“Porque sabemos que si nuestra morada terrestre, este tabernáculo, se deshiciere, tenemos de Dios un edificio, una casa no hecha de manos, eterna en los cielos” (2 Cor. 5:1). “Vosotros sois templo del Dios viviente” (2 Cor. 6:16).
El Tabernáculo que Moisés levantó en el desierto fue reemplazado por el Templo de Jerusalén. Tuvo el mismo diseño y las mismas funciones, pero en versión sólida, hecha de piedra en lugar de telas. Nuestro cuerpo es una estructura temporal, una tienda, que un día desocuparemos para ser revestidos con un cuerpo definitivo, celestial: “Porque asimismo los que estamos en este tabernáculo gemimos con angustia; porque no quisiéramos ser desnudados, sino revestidos, para que lo mortal sea absorbido por la vida” (2 Cor. 5:4). Un día tendremos un cuerpo nuevo y serviremos a Dios haciéndole culto y adorándole en el Cielo; pero, mientras tanto, lo hacemos en este tabernáculo/ templo que es nuestro cuerpo.

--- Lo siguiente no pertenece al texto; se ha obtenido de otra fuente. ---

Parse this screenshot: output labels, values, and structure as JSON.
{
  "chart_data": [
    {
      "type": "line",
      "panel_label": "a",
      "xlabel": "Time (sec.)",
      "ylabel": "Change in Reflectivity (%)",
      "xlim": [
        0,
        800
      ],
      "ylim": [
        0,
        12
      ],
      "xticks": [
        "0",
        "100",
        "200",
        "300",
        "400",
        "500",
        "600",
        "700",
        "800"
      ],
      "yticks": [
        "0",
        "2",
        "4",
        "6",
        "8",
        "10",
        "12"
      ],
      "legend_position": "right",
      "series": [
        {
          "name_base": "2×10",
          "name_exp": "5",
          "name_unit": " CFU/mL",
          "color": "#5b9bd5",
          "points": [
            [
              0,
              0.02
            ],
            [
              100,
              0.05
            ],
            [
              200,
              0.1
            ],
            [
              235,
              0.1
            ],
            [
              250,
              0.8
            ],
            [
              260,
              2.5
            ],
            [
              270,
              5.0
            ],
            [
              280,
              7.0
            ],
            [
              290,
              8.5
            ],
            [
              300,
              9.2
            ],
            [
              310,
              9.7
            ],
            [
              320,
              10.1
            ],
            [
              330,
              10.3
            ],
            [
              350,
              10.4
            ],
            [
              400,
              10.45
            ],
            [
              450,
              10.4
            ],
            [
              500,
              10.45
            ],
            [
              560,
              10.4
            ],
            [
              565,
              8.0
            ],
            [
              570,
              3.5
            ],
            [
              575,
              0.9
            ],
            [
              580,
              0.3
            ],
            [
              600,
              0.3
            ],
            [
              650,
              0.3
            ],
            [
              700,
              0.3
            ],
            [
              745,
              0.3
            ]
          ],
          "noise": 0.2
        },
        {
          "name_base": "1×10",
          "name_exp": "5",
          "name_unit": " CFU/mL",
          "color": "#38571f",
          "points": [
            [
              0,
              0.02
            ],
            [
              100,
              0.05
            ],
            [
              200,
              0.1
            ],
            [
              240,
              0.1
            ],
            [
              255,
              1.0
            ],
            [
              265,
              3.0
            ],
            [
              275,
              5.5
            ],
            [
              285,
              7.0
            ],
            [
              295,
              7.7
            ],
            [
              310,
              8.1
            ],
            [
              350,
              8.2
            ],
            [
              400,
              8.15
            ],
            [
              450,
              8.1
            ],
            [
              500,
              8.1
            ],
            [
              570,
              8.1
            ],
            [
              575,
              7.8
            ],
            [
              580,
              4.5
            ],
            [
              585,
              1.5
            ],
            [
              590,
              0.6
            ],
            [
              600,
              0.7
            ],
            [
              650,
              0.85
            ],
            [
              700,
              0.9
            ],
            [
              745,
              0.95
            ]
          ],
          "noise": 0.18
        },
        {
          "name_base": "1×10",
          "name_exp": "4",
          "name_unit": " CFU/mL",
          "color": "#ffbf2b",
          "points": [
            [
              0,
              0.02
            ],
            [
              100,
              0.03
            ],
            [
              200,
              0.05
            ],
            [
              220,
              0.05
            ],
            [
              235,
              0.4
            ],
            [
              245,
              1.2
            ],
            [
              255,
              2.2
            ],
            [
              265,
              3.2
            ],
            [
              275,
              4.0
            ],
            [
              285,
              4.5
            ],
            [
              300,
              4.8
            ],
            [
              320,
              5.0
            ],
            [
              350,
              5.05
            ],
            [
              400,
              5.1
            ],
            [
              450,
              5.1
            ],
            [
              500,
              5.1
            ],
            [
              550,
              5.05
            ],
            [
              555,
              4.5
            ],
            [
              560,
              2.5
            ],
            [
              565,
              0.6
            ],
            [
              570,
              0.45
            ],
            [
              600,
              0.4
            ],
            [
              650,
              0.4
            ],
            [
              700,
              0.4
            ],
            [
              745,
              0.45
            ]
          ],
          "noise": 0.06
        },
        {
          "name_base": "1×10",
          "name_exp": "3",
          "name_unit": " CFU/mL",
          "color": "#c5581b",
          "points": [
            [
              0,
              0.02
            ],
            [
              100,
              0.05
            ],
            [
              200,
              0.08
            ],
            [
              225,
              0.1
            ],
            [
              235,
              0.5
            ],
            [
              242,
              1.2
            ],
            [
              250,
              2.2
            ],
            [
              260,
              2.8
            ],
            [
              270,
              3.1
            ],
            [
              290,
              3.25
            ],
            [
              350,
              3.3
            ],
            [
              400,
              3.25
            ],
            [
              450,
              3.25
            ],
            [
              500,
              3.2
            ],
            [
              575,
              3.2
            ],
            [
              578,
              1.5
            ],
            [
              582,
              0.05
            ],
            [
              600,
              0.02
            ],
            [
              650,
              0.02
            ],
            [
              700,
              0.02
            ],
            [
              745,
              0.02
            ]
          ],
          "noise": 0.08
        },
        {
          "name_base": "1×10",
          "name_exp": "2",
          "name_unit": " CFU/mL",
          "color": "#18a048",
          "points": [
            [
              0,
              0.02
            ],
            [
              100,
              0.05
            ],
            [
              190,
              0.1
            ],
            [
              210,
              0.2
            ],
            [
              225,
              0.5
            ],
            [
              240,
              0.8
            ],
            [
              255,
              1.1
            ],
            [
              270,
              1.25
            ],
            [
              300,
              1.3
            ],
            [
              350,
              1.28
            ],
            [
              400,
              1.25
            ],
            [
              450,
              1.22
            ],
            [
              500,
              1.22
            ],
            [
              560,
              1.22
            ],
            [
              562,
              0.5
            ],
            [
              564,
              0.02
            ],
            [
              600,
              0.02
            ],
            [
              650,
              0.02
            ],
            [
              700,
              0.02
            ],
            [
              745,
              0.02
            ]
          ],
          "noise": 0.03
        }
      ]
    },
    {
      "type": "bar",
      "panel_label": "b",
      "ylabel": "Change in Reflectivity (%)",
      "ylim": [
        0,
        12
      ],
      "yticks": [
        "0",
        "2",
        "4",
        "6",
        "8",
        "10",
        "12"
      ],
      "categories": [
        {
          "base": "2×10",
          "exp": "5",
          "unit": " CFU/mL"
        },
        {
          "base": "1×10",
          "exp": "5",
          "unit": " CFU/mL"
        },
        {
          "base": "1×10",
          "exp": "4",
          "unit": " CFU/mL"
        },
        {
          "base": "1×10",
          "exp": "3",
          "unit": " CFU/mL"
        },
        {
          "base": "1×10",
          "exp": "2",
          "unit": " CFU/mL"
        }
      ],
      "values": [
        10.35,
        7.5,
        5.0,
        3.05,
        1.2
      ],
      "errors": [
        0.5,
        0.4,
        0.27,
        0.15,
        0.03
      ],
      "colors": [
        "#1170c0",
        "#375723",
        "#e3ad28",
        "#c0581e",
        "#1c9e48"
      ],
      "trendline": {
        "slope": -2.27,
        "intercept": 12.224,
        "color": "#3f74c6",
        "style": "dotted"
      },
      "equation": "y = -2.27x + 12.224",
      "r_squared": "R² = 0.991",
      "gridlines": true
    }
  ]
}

Nuestro cuerpo es un santo lugar, la morada de Dios, donde hacemos culto, no como en la iglesia (o la capilla), sino como en el Tabernáculo. Vamos a la iglesia, cantamos, leemos la Biblia, y escuchamos un sermón. En contraste, el culto en el Tabernáculo/Templo se hacía de otra manera. Para empezar, los israelitas no hacían cultos. El “culto” era la vida, consagrada a Dios y vivida según su voluntad, su Palabra. Esto es lo que el judío Pablo, entendido en las Escrituras, enseñaba:“Presentéis vuestros cuerpos en sacrificio vivo, santo, agradable a Dios, que es vuestro culto racional” (Rom. 12: 1).
¿Entonces, en qué sentido es nuestro cuerpo el Tabernáculo/Templo? Tal como Dios vivía en medio de su pueblo, nuestro cuerpo es la sagrada morada de Dios en el centro de nuestro ser. Consecuentemente, para estar en su presencia, tenemos que estar centrados, es decir, centrados en Él. No distraídos, no centrados en el pecado o en nuestra vieja y pecaminosa carnalidad, sino permaneciendo en Él. El propósito del Tabernáculo era llegar a Dios. Se llegaba por medio de la confesión de pecado y la renovación en el Espíritu Santo, la luz de la Palabra y la oración. ¡Ya hemos hecho referencia a todos los muebles del Tabernáculo! Una vez llegados, queremos permanecer allí, vivir de esta manera, en real y constante comunión con Dios.
En nuestro tabernáculo somos los sacerdotes y nuestra función es pasar por todos los muebles para adorar a Dios en Espíritu y Verdad, siempre, viviendo delante de Él en santidad. Lo único que estorba nuestra comunión con Él es el pecado que está muy alojado en las raíces de nuestra personalidad. Hacemos lo que hacemos porque somos como somos. El Espíritu Santo nos lo va mostrando, volvemos al altar y lo confesamos, vamos al lavacro donde el Espíritu Santo nos transforma según la luz de la Palabra, y volvemos al Lugar Santísimo. La oración ha acompañado todo este proceso.
Nuestra vida transcurre en el tabernáculo, en medio de estos muebles. Desde el lugar santísimo, desde el centro de nuestro fuero interior, estamos andando en luz, comiendo de la Palabra, llevando una vida de oración, vamos siendo renovados en el Espíritu, y la sangre de Cristo nos va limpiando de todo pecado. Así estamos cuando estamos llenos del Espíritu Santo: estamos en la presencia de Dios, llenos de la Palabra, viviendo en santidad. Esta es la vida en nuestro tabernáculo terrenal. Cuando nos revestimos de nuestro cuerpo nuevo, “aquella nuestra habitación celestial” (2 Cor. 5:2), será lo mismo llevado a la perfección en el Cielo.